Впрочем — если так, по-честному — я этого заслуживал. Да с чего я вообще взял, что смогу ее прятать? Я давным-давно хотел разобраться с картиной, вернуть ее в музей, но отчего-то все держал ее у себя и только искал предлоги, чтоб ее не возвращать. Стоило мне представить, как она лежит там в хранилище, завернутая, запечатанная, как я сам будто растворился, будто самоликвидировался, словно бы, спрятав картину, я только утроил ее силу, сделал ее более жуткой, более реальной.
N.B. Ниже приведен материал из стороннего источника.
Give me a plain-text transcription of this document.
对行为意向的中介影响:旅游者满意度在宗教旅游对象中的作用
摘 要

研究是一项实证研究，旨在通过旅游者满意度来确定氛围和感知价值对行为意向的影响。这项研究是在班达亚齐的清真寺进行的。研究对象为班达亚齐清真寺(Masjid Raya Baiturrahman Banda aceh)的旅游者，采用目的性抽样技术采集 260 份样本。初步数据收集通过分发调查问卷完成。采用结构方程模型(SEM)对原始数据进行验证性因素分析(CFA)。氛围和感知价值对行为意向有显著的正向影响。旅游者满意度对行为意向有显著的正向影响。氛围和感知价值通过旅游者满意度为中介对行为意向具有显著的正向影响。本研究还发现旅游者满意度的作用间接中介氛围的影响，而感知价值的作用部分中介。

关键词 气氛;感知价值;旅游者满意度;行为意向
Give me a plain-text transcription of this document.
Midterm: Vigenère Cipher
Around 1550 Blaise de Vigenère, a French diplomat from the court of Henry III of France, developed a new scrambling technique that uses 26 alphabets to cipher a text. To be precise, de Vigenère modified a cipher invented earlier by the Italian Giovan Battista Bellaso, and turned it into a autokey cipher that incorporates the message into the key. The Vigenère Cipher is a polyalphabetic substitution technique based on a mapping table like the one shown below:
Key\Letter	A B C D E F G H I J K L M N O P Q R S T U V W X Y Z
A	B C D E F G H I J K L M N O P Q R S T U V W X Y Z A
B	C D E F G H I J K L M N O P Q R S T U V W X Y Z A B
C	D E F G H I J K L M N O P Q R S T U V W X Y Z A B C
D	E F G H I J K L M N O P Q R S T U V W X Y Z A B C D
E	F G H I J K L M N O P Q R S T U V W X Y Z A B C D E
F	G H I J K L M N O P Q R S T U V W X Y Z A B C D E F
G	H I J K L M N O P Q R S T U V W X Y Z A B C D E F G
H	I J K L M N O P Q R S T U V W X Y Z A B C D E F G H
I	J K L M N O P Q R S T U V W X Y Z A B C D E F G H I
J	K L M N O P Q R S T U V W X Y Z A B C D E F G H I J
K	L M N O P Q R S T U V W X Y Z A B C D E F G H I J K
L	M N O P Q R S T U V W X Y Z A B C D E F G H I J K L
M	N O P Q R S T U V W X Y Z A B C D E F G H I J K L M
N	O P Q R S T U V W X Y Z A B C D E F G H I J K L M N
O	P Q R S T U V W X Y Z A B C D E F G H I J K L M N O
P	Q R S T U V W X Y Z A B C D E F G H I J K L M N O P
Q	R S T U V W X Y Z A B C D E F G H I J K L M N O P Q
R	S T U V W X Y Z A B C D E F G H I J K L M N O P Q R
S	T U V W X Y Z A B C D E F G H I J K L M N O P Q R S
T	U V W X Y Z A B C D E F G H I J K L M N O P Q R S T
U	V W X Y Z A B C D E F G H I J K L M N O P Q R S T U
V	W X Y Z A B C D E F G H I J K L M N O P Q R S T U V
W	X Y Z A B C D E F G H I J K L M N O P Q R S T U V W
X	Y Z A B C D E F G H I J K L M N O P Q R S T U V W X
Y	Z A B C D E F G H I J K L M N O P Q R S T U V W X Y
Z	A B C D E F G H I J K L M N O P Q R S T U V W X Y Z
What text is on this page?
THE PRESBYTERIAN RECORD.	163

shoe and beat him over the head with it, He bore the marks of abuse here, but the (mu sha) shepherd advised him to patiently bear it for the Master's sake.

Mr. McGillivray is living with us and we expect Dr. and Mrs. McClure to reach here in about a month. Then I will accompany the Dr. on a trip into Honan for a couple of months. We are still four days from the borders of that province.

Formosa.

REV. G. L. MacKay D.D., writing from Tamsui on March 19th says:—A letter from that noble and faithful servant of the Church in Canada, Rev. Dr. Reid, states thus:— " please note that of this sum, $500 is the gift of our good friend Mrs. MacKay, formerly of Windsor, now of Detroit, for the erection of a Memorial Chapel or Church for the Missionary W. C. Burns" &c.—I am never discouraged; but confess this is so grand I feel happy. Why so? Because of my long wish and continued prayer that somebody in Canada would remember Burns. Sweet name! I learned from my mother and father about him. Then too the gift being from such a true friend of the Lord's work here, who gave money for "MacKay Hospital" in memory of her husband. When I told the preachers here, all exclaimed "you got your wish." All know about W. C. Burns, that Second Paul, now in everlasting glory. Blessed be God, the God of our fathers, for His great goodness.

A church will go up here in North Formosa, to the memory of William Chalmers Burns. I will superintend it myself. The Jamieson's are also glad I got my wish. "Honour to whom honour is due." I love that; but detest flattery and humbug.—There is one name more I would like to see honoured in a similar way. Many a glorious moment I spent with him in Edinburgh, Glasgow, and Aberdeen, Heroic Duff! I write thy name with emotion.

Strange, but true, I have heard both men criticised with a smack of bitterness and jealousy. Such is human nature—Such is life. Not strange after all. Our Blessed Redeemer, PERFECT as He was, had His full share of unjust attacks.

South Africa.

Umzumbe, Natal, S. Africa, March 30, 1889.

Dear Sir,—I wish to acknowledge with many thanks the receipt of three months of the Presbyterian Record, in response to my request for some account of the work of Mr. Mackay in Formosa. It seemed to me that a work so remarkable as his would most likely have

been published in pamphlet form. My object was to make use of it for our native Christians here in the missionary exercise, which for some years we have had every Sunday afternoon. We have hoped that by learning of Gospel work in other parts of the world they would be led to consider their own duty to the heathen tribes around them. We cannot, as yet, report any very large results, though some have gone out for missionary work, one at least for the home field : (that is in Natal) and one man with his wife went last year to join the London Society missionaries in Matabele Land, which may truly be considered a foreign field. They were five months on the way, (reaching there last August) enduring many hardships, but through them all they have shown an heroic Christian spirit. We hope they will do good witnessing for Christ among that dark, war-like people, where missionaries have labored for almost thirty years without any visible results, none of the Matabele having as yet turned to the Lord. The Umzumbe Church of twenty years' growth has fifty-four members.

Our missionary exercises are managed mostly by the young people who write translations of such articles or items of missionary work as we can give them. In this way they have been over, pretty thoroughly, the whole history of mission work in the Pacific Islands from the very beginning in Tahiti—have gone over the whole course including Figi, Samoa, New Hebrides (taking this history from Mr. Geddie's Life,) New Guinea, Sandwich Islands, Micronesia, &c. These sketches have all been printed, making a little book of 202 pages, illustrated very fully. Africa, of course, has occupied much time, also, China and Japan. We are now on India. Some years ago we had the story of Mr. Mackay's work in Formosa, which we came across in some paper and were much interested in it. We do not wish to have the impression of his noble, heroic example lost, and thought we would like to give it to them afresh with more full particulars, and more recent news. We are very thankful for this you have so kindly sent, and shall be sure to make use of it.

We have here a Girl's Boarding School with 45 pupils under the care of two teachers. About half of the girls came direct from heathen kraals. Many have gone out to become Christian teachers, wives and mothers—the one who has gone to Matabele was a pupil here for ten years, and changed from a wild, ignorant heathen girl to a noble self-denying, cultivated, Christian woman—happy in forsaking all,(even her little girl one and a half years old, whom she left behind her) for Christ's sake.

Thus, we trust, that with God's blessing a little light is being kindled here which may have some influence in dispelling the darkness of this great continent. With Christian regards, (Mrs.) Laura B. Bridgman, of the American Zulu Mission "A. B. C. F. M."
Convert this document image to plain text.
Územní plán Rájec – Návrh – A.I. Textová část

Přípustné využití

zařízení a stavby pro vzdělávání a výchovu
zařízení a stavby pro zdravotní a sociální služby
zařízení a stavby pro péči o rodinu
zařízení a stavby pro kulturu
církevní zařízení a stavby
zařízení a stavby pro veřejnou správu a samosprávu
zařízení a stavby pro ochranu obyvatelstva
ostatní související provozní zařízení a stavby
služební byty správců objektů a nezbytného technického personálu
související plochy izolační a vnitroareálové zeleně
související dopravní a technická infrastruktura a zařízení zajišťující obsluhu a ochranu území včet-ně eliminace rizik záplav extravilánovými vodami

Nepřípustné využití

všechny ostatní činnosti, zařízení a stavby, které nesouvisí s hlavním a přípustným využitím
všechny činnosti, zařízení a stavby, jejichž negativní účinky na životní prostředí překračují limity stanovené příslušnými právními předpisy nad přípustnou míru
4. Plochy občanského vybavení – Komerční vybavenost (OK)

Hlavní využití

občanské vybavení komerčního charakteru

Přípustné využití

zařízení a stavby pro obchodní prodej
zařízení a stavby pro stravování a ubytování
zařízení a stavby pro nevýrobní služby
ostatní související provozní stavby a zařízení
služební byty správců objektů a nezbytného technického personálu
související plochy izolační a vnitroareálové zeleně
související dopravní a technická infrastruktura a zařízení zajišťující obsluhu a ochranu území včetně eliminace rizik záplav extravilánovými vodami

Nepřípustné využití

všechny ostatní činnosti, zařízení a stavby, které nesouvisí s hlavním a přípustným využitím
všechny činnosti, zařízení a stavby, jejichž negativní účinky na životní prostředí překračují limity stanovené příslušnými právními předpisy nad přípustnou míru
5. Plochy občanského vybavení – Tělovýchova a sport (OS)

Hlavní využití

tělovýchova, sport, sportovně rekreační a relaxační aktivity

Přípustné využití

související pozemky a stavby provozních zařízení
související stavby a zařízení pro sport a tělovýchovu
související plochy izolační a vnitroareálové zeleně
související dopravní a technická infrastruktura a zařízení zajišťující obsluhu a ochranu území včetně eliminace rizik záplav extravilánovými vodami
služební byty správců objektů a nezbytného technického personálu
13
И даже спеленутая, схороненная в складской ячейке, она вдруг прорвалась наружу искаженной газетной историей, светом, озарившим мировую память.
— Хоби, — сказал я, — у меня неприятности.
Он поднял голову от лакированного комодика, который он подновлял: петухи и журавли, золотые пагоды на черном фоне.
— Я могу помочь?
Он обводил журавлиное крыло акриловой краской на водной основе — совсем не то, что исходная, лаковая, однако первым правилом реставратора, как он сам меня учил еще давным-давно, было — не делай того, чего потом нельзя переделать.
— Дело в том, что… Я, похоже, и тебя в эти неприятности втянул. Нечаянно.
— Что ж, — кисть даже не дрогнула, — если ты сказал Барбаре Гвиббори, что мы ей поможем с этим домом, который она обставляет в Райнбеке, то это уж без меня. «Цвет чакр». В жизни о таком не слыхивал.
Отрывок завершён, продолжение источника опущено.